Lo tengo más claro que nunca, vivir día a día, porque el futuro es más incierto que nunca. Ya tengo bastantes miedos y manías como para preocuparme por las que me quieren imponer.

No somos máquinas y la palabra a veces suena más contundente que la realidad.

Hoy es Domingo y toca paella y barbacoa familiar. Los tomates del huerto de mi padre ya están colorados como dicen en Extremadura, así que para mi son lo mejor del verano. No hay verano sin buenos tomates, desde mi infancia. Rajados con sal, picados con aceite y sal, gazpacho y por supuesto con pan seco mi adorada trincalla.

Hoy también hay otro gran producto, ternera de Centelles, Kilómetro 0 y directa a casa de quien las cuida. Para mi es una respuesta a que el mundo puede ser diferente si queremos, como se suele decir un “zasca” al sistema, porqué el producto se promociona boca a boca y es lo que más funciona. Te traen un pack a casa, muy bien preparado de una ternera estupenda, lo siento por los veganos, me gusta comer casi de todo, porqué el mar poca cosa, me ofrece mucha más garantía una carne de confianza con animales que puedo ver.

Su procedencia

Así que intento disfrutar lo que me ofrece cada día, aprovechar cada ducha fría, baños en ríos paradisíacos, exploración de mapas, entrenos por montaña…

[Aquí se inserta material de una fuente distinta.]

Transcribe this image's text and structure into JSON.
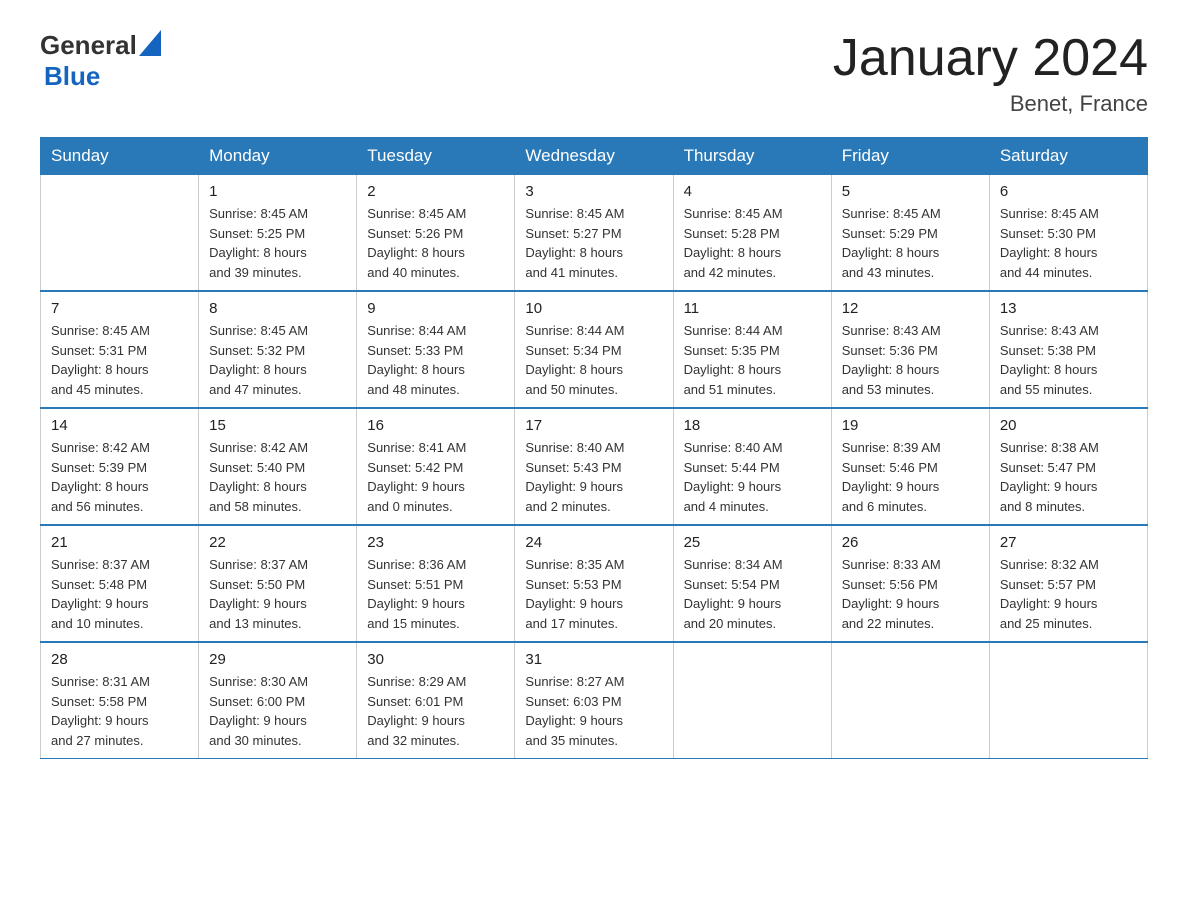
{
  "header": {
    "logo_general": "General",
    "logo_blue": "Blue",
    "month_title": "January 2024",
    "location": "Benet, France"
  },
  "days_of_week": [
    "Sunday",
    "Monday",
    "Tuesday",
    "Wednesday",
    "Thursday",
    "Friday",
    "Saturday"
  ],
  "weeks": [
    [
      {
        "day": "",
        "info": ""
      },
      {
        "day": "1",
        "info": "Sunrise: 8:45 AM\nSunset: 5:25 PM\nDaylight: 8 hours\nand 39 minutes."
      },
      {
        "day": "2",
        "info": "Sunrise: 8:45 AM\nSunset: 5:26 PM\nDaylight: 8 hours\nand 40 minutes."
      },
      {
        "day": "3",
        "info": "Sunrise: 8:45 AM\nSunset: 5:27 PM\nDaylight: 8 hours\nand 41 minutes."
      },
      {
        "day": "4",
        "info": "Sunrise: 8:45 AM\nSunset: 5:28 PM\nDaylight: 8 hours\nand 42 minutes."
      },
      {
        "day": "5",
        "info": "Sunrise: 8:45 AM\nSunset: 5:29 PM\nDaylight: 8 hours\nand 43 minutes."
      },
      {
        "day": "6",
        "info": "Sunrise: 8:45 AM\nSunset: 5:30 PM\nDaylight: 8 hours\nand 44 minutes."
      }
    ],
    [
      {
        "day": "7",
        "info": "Sunrise: 8:45 AM\nSunset: 5:31 PM\nDaylight: 8 hours\nand 45 minutes."
      },
      {
        "day": "8",
        "info": "Sunrise: 8:45 AM\nSunset: 5:32 PM\nDaylight: 8 hours\nand 47 minutes."
      },
      {
        "day": "9",
        "info": "Sunrise: 8:44 AM\nSunset: 5:33 PM\nDaylight: 8 hours\nand 48 minutes."
      },
      {
        "day": "10",
        "info": "Sunrise: 8:44 AM\nSunset: 5:34 PM\nDaylight: 8 hours\nand 50 minutes."
      },
      {
        "day": "11",
        "info": "Sunrise: 8:44 AM\nSunset: 5:35 PM\nDaylight: 8 hours\nand 51 minutes."
      },
      {
        "day": "12",
        "info": "Sunrise: 8:43 AM\nSunset: 5:36 PM\nDaylight: 8 hours\nand 53 minutes."
      },
      {
        "day": "13",
        "info": "Sunrise: 8:43 AM\nSunset: 5:38 PM\nDaylight: 8 hours\nand 55 minutes."
      }
    ],
    [
      {
        "day": "14",
        "info": "Sunrise: 8:42 AM\nSunset: 5:39 PM\nDaylight: 8 hours\nand 56 minutes."
      },
      {
        "day": "15",
        "info": "Sunrise: 8:42 AM\nSunset: 5:40 PM\nDaylight: 8 hours\nand 58 minutes."
      },
      {
        "day": "16",
        "info": "Sunrise: 8:41 AM\nSunset: 5:42 PM\nDaylight: 9 hours\nand 0 minutes."
      },
      {
        "day": "17",
        "info": "Sunrise: 8:40 AM\nSunset: 5:43 PM\nDaylight: 9 hours\nand 2 minutes."
      },
      {
        "day": "18",
        "info": "Sunrise: 8:40 AM\nSunset: 5:44 PM\nDaylight: 9 hours\nand 4 minutes."
      },
      {
        "day": "19",
        "info": "Sunrise: 8:39 AM\nSunset: 5:46 PM\nDaylight: 9 hours\nand 6 minutes."
      },
      {
        "day": "20",
        "info": "Sunrise: 8:38 AM\nSunset: 5:47 PM\nDaylight: 9 hours\nand 8 minutes."
      }
    ],
    [
      {
        "day": "21",
        "info": "Sunrise: 8:37 AM\nSunset: 5:48 PM\nDaylight: 9 hours\nand 10 minutes."
      },
      {
        "day": "22",
        "info": "Sunrise: 8:37 AM\nSunset: 5:50 PM\nDaylight: 9 hours\nand 13 minutes."
      },
      {
        "day": "23",
        "info": "Sunrise: 8:36 AM\nSunset: 5:51 PM\nDaylight: 9 hours\nand 15 minutes."
      },
      {
        "day": "24",
        "info": "Sunrise: 8:35 AM\nSunset: 5:53 PM\nDaylight: 9 hours\nand 17 minutes."
      },
      {
        "day": "25",
        "info": "Sunrise: 8:34 AM\nSunset: 5:54 PM\nDaylight: 9 hours\nand 20 minutes."
      },
      {
        "day": "26",
        "info": "Sunrise: 8:33 AM\nSunset: 5:56 PM\nDaylight: 9 hours\nand 22 minutes."
      },
      {
        "day": "27",
        "info": "Sunrise: 8:32 AM\nSunset: 5:57 PM\nDaylight: 9 hours\nand 25 minutes."
      }
    ],
    [
      {
        "day": "28",
        "info": "Sunrise: 8:31 AM\nSunset: 5:58 PM\nDaylight: 9 hours\nand 27 minutes."
      },
      {
        "day": "29",
        "info": "Sunrise: 8:30 AM\nSunset: 6:00 PM\nDaylight: 9 hours\nand 30 minutes."
      },
      {
        "day": "30",
        "info": "Sunrise: 8:29 AM\nSunset: 6:01 PM\nDaylight: 9 hours\nand 32 minutes."
      },
      {
        "day": "31",
        "info": "Sunrise: 8:27 AM\nSunset: 6:03 PM\nDaylight: 9 hours\nand 35 minutes."
      },
      {
        "day": "",
        "info": ""
      },
      {
        "day": "",
        "info": ""
      },
      {
        "day": "",
        "info": ""
      }
    ]
  ]
}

La verdad es que el verdor que hay a estas alturas del año también ayuda, lo necesito. El paisaje seco no me motiva demasiado, son maneras de vivir, que le voy hacer si yo soy así. Me gusta el bosque, el agua, la hierba verde.

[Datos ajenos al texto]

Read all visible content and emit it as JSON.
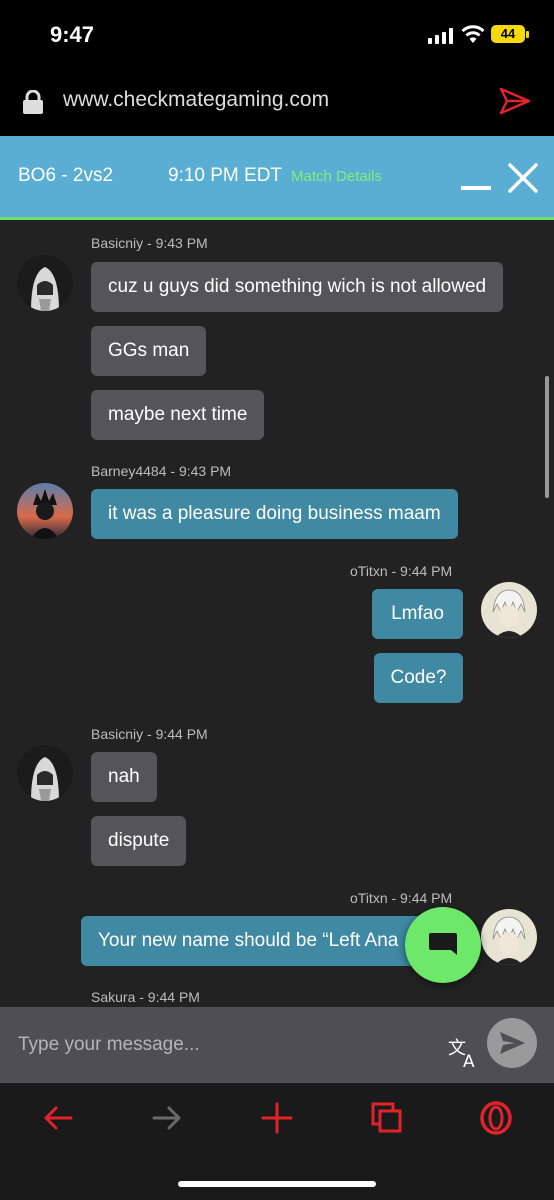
{
  "status_bar": {
    "time": "9:47",
    "battery": "44"
  },
  "browser": {
    "url": "www.checkmategaming.com"
  },
  "header": {
    "game_title": "BO6 - 2vs2",
    "match_time": "9:10 PM EDT",
    "match_details_link": "Match Details"
  },
  "messages": [
    {
      "meta": "Basicniy - 9:43 PM",
      "side": "left",
      "bubbles": [
        "cuz u guys did something wich is not allowed",
        "GGs man",
        "maybe next time"
      ]
    },
    {
      "meta": "Barney4484 - 9:43 PM",
      "side": "left",
      "bubbles": [
        "it was a pleasure doing business maam"
      ]
    },
    {
      "meta": "oTitxn - 9:44 PM",
      "side": "right",
      "bubbles": [
        "Lmfao",
        "Code?"
      ]
    },
    {
      "meta": "Basicniy - 9:44 PM",
      "side": "left",
      "bubbles": [
        "nah",
        "dispute"
      ]
    },
    {
      "meta": "oTitxn - 9:44 PM",
      "side": "right",
      "bubbles": [
        "Your new name should be “Left Ana"
      ]
    },
    {
      "meta": "Sakura - 9:44 PM",
      "side": "left",
      "bubbles": []
    }
  ],
  "composer": {
    "placeholder": "Type your message..."
  },
  "colors": {
    "header": "#5aaed3",
    "accent_green": "#6ee06a",
    "own_bubble": "#3f89a3",
    "other_bubble": "#555557",
    "toolbar_red": "#e0232b"
  },
  "icons": {
    "url_bar": [
      "lock-icon",
      "send-icon"
    ],
    "header": [
      "minimize-icon",
      "close-icon"
    ],
    "composer": [
      "translate-icon",
      "send-icon"
    ],
    "toolbar": [
      "back-arrow-icon",
      "forward-arrow-icon",
      "new-tab-plus-icon",
      "tabs-icon",
      "opera-icon"
    ],
    "fab": "chat-bubble-icon"
  }
}
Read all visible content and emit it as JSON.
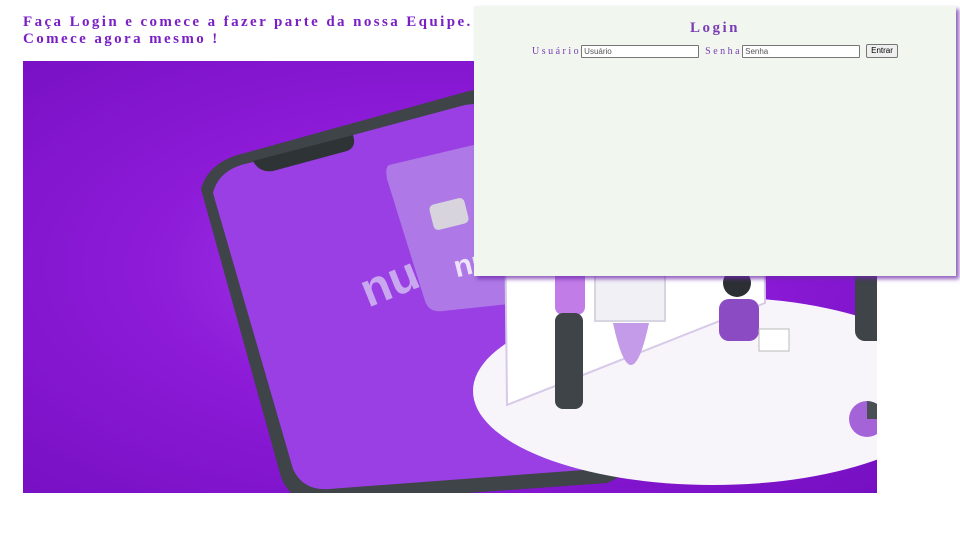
{
  "headline": {
    "line1": "Faça Login e comece a fazer parte da nossa Equipe.",
    "line2": "Comece agora mesmo !"
  },
  "hero": {
    "brand_text": "nu",
    "colors": {
      "background": "#8d1bd8",
      "accent": "#a563d8",
      "dark": "#3c4347"
    }
  },
  "login": {
    "title": "Login",
    "username_label": "Usuário",
    "username_placeholder": "Usuário",
    "password_label": "Senha",
    "password_placeholder": "Senha",
    "submit_label": "Entrar"
  }
}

Me gusta dónde vivo, tener un parque así sin riego en Julio es todo un lujo.

Saber que este año no sufrirán sequía los robles que lo pasan últimamente mal en los veranos, secando sus hojas antes de tiempo, pura adaptación a la irregularidad del Mediterráneo.

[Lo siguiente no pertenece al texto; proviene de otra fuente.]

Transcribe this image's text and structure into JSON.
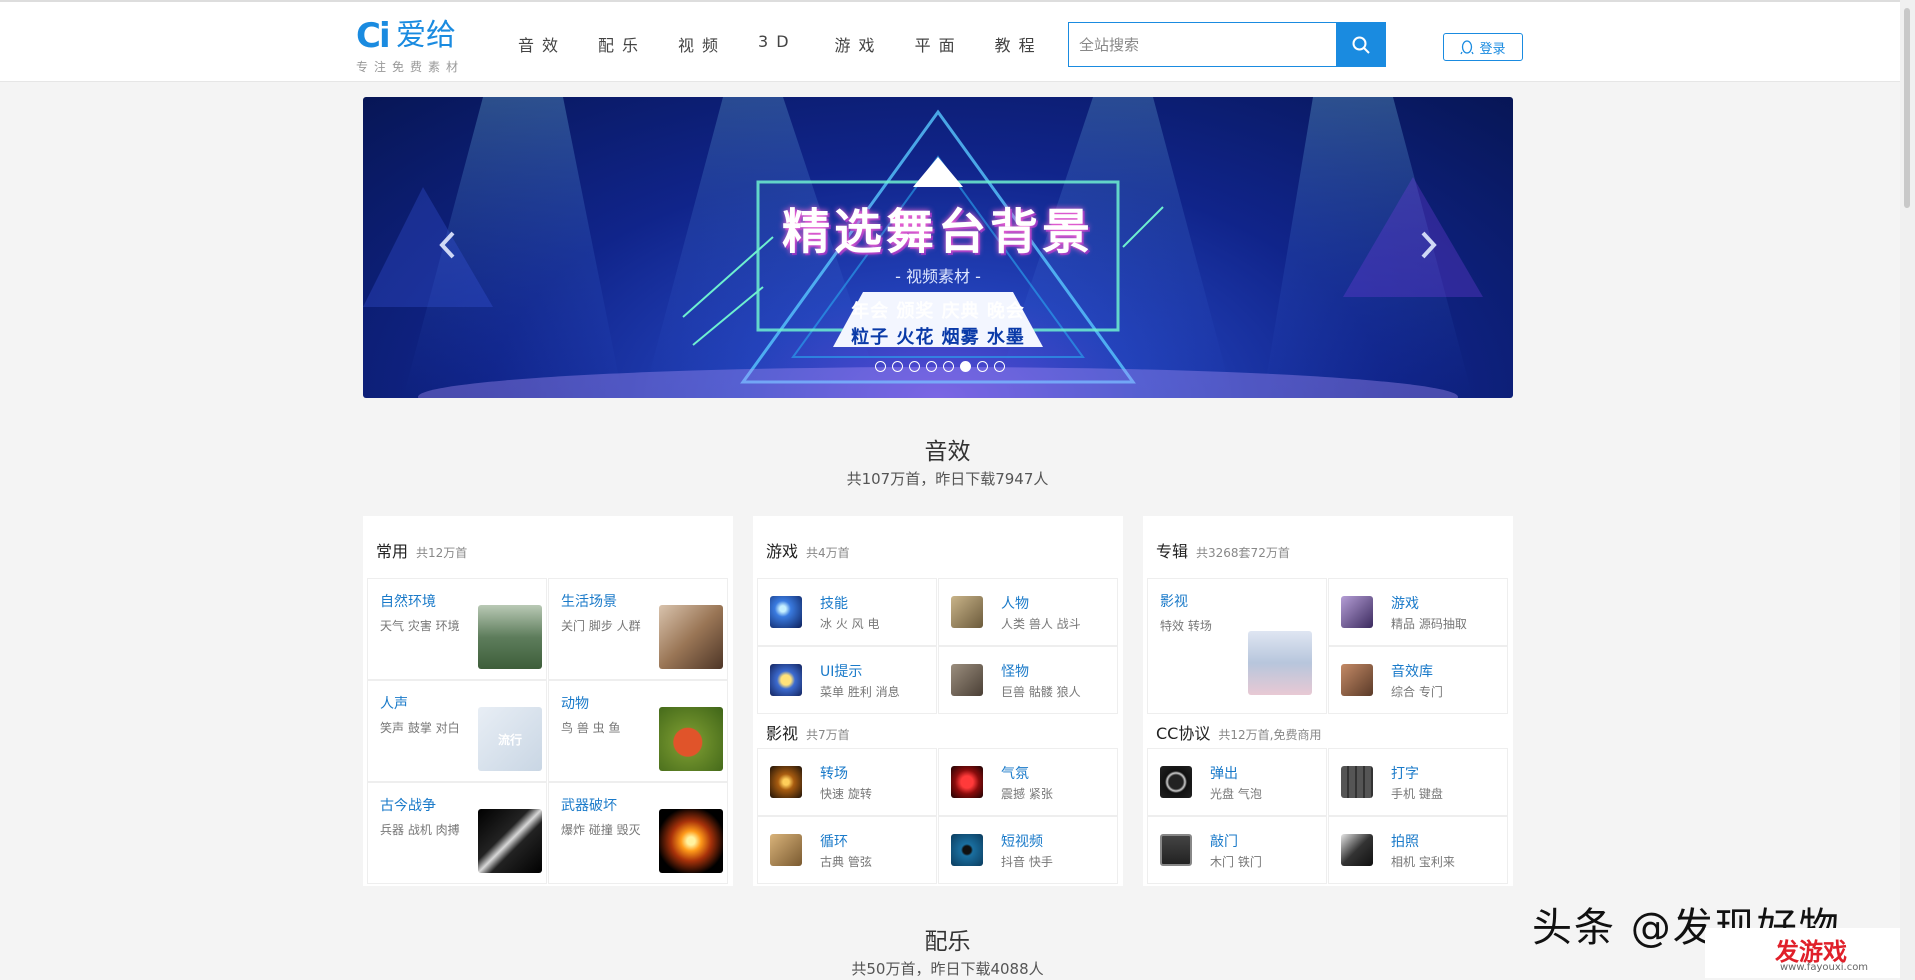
{
  "header": {
    "logo_mark": "Ci",
    "logo_name": "爱给",
    "logo_sub": "专注免费素材",
    "nav": [
      "音效",
      "配乐",
      "视频",
      "3D",
      "游戏",
      "平面",
      "教程"
    ],
    "search_placeholder": "全站搜索",
    "login_label": "登录"
  },
  "banner": {
    "title": "精选舞台背景",
    "subtitle": "- 视频素材 -",
    "tags_line1": "年会 颁奖 庆典 晚会",
    "tags_line2": "粒子 火花 烟雾 水墨",
    "dots_count": 8,
    "active_dot": 6
  },
  "section_sound": {
    "title": "音效",
    "subtitle": "共107万首，昨日下载7947人"
  },
  "section_music": {
    "title": "配乐",
    "subtitle": "共50万首，昨日下载4088人"
  },
  "card_common": {
    "title": "常用",
    "count": "共12万首",
    "items": [
      {
        "title": "自然环境",
        "tags": "天气 灾害 环境"
      },
      {
        "title": "生活场景",
        "tags": "关门 脚步 人群"
      },
      {
        "title": "人声",
        "tags": "笑声 鼓掌 对白",
        "thumb_text": "流行"
      },
      {
        "title": "动物",
        "tags": "鸟 兽 虫 鱼"
      },
      {
        "title": "古今战争",
        "tags": "兵器 战机 肉搏"
      },
      {
        "title": "武器破坏",
        "tags": "爆炸 碰撞 毁灭"
      }
    ]
  },
  "card_game": {
    "title": "游戏",
    "count": "共4万首",
    "items": [
      {
        "title": "技能",
        "tags": "冰 火 风 电"
      },
      {
        "title": "人物",
        "tags": "人类 兽人 战斗"
      },
      {
        "title": "UI提示",
        "tags": "菜单 胜利 消息"
      },
      {
        "title": "怪物",
        "tags": "巨兽 骷髅 狼人"
      }
    ],
    "sub_title": "影视",
    "sub_count": "共7万首",
    "sub_items": [
      {
        "title": "转场",
        "tags": "快速 旋转"
      },
      {
        "title": "气氛",
        "tags": "震撼 紧张"
      },
      {
        "title": "循环",
        "tags": "古典 管弦"
      },
      {
        "title": "短视频",
        "tags": "抖音 快手"
      }
    ]
  },
  "card_album": {
    "title": "专辑",
    "count": "共3268套72万首",
    "feature": {
      "title": "影视",
      "tags": "特效 转场"
    },
    "items": [
      {
        "title": "游戏",
        "tags": "精品 源码抽取"
      },
      {
        "title": "音效库",
        "tags": "综合 专门"
      }
    ],
    "sub_title": "CC协议",
    "sub_count": "共12万首,免费商用",
    "sub_items": [
      {
        "title": "弹出",
        "tags": "光盘 气泡"
      },
      {
        "title": "打字",
        "tags": "手机 键盘"
      },
      {
        "title": "敲门",
        "tags": "木门 铁门"
      },
      {
        "title": "拍照",
        "tags": "相机 宝利来"
      }
    ]
  },
  "watermark": {
    "text": "头条 @发现好物",
    "logo_text": "发游戏",
    "logo_url": "www.fayouxi.com"
  },
  "colors": {
    "accent": "#1a8be0",
    "link": "#1a7ac9"
  }
}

Disfrutando de baños en el paraíso con plena tranquilidad…

Ya pueden contarme penas, las escucharé pero me he vuelto egoísta y me preocupo por los míos y sobretodo por mi bienestar. Ya tengo bastantes cosas en mi cabeza, ya es un buen trabajo entender a mí mismo.

Miedos impuestos por el hombre, me hacen sentir rabia y desear que la madre Tierra imparta justicia. Tarde o temprano será así, la vida en la tierra es fruto de la casualidad, un equilibrio muy frágil que por nuestro egoísmo del eterno crecimiento hacia la nada y el freno de algo que no existe, ponen a prueba ese fácil equilibrio. Récords de calor en el Ártico no pueden traer nada buena. El mínimo solar está aquí, tormentas solares que podrían afectar a nuestra tecnología. Actividad volcánica que también fue protagonista en la famosa pequeña edad de hielo. Encima reaparece la peste en Mongolia, parece que las piezas del puzzle empiezan a encajar.
Creemos controlar todo, parece que hay uno seres que están en la cúspide que son capaces de todo, pero son simples humanos que se han situado allí con su mejor arma que es el poder, alimentando el miedo.

El hombre no esculpió esas rocas, fueron las glaciaciones las que crearon el paisaje, el hombre vivía en cavernas.